Y la última cuestión a la que deseo acercarme es la de la discriminación étnica. Sólo voy a referirme a ella en forma extremadamente veloz, pero no quiero dejar de mencionarla. Tenemos que aceptar de una buena vez que nuestro país, como la inmensa mayoría de los países, está integrado por una población heterogénea, con diferentes orígenes, tradiciones y costumbres, y hasta a veces idiomas, que se conservan y coexisten con el castellano. Creo que podemos ya considerar bien perecido el delirante sueño fascista, autoritario y prepotente, de una población uniformada, unicultural, con una única identidad grupal. El mayor error de esa cosmovisión consistió en creer que tal homogeneidad era algo bueno, algo valioso, y que toda diversidad, étnica, religiosa, lingüística, era una desgracia. Mil veces escuché decir que “en Argentina no tenemos el problema de la población negra”. O aquel mito asombroso, grato a algunos totalitarios argentinos, de que “en este país los problemas comenzaron con la inmigración”.

         Por el contrario, la diversidad cultural, la heterogeneidad étnica, son extraordinarias bases de respuestas sociales, colosales bancos de datos de experiencia acumulada, magníficos vehículos de transmisión de caudales artísticos, literarios, poéticos, y científicos. La destacada jurista argentina Teodora Zamudio se está dedicando, por ejemplo, en los últimos tiempos, a la apasionante cuestión de la propiedad intelectual de las medicinas indígenas, con cuyos principios activos se confeccionan hoy muchas de las drogas más vendidas y eficaces (y económicamente rendidoras) del orbe.

         Lejos de combatir esa amplitud, como lo hemos estado haciendo por décadas, y tal vez por siglos, lo lógico es que la apoyemos y la aprovechemos. Es perfectamente compatible con la construcción de un campo cultural común, que de ese modo resulta mucho más rico y agradable. Eso, por un lado. Por el otro, en forma coincidente, está el derecho existencial de los integrantes de cada etnia, portadores de su propio patrimonio tradicional, de autoconstruirse, de proyectarse, en forma acorde con esos principios, y respetuosa de ellos.
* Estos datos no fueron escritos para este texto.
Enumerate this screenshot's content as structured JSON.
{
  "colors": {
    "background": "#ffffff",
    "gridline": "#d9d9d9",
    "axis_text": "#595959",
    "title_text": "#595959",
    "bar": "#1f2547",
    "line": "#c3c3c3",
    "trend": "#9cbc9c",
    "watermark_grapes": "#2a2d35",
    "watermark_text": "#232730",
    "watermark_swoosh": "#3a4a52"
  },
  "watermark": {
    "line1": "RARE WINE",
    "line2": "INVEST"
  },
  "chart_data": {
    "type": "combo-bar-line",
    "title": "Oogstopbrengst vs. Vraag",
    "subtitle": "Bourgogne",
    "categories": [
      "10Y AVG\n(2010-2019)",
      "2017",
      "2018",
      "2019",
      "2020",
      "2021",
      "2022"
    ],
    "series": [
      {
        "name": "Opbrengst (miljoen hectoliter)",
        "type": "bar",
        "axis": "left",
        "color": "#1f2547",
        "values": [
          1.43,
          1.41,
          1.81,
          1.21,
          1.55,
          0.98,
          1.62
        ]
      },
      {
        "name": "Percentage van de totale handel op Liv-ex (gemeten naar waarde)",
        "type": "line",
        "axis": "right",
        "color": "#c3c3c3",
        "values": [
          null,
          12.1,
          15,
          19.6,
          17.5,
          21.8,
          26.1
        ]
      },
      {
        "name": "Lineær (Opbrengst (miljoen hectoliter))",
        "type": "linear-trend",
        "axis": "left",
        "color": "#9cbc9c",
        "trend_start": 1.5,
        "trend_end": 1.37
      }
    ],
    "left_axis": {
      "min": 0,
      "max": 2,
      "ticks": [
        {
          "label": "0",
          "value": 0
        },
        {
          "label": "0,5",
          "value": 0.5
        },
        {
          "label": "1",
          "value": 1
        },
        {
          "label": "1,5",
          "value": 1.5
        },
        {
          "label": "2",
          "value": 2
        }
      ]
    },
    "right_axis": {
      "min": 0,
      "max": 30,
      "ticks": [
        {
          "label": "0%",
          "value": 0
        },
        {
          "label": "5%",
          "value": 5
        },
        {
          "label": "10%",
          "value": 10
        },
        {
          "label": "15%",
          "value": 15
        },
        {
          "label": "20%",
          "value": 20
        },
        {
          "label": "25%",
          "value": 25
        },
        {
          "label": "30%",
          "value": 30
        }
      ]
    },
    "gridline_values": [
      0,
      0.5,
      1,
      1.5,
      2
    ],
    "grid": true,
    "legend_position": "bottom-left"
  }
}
Una vez más, no estamos ante concesiones graciosas de un poder público tolerante y amigo. Se trata de prerrogativas exigibles, que conllevan la obligación jurídica para el Estado de satisfacerlas.

         No es una tarea sencilla, y habrá que dedicarle mucho tiempo, dinero y esfuerzo, para pensar, crear, y desarrollar, los canales y terrenos de encuentro cultural que permitan la mayor diversidad étnica posible, y cumplan tanto como se pueda con la facultad de educarse sin perder las propias raíces. El empleo de las lenguas indígenas, y su enseñanza, junto con la del acervo literario respectivo, es un punto fundamental, por ejemplo. El replanteo del lugar de los aborígenes en nuestra historia, es otro. Tal vez estas cosas ayuden, de paso, a que Argentina empiece a sentirse un poco más americana, que ya es hora...

 

        Discriminación educativa biológica, religiosa, étnica. Son todas caras de un mismo problema, de una sola realidad ominosa y triste. La de una cultura de la prepotencia, de la violencia, del autoritarismo, una civilización que se vuelve contra la espiritualidad y la trascendencia de lo humano, y sueña drogada con supuestas perfecciones físicas y sociales. La verdad, estimados amigos, es que los pobres descendientes de Eva y de Adán, si algo de magnífico tenemos, es la cósmica diversidad de nuestras formas de ser. Extasiarse ante ese milagro, el milagro de las infinitas diferencias, y adorar en esa flameante variedad a nuestra especie, amándola profundamente en cada uno de sus miembros, es el camino que lleva a una Cultura de la Vida. Y una Cultura de la Vida es, sin dudas, una cultura del amor, sin desprecios, sin soberbias y sin discriminaciones.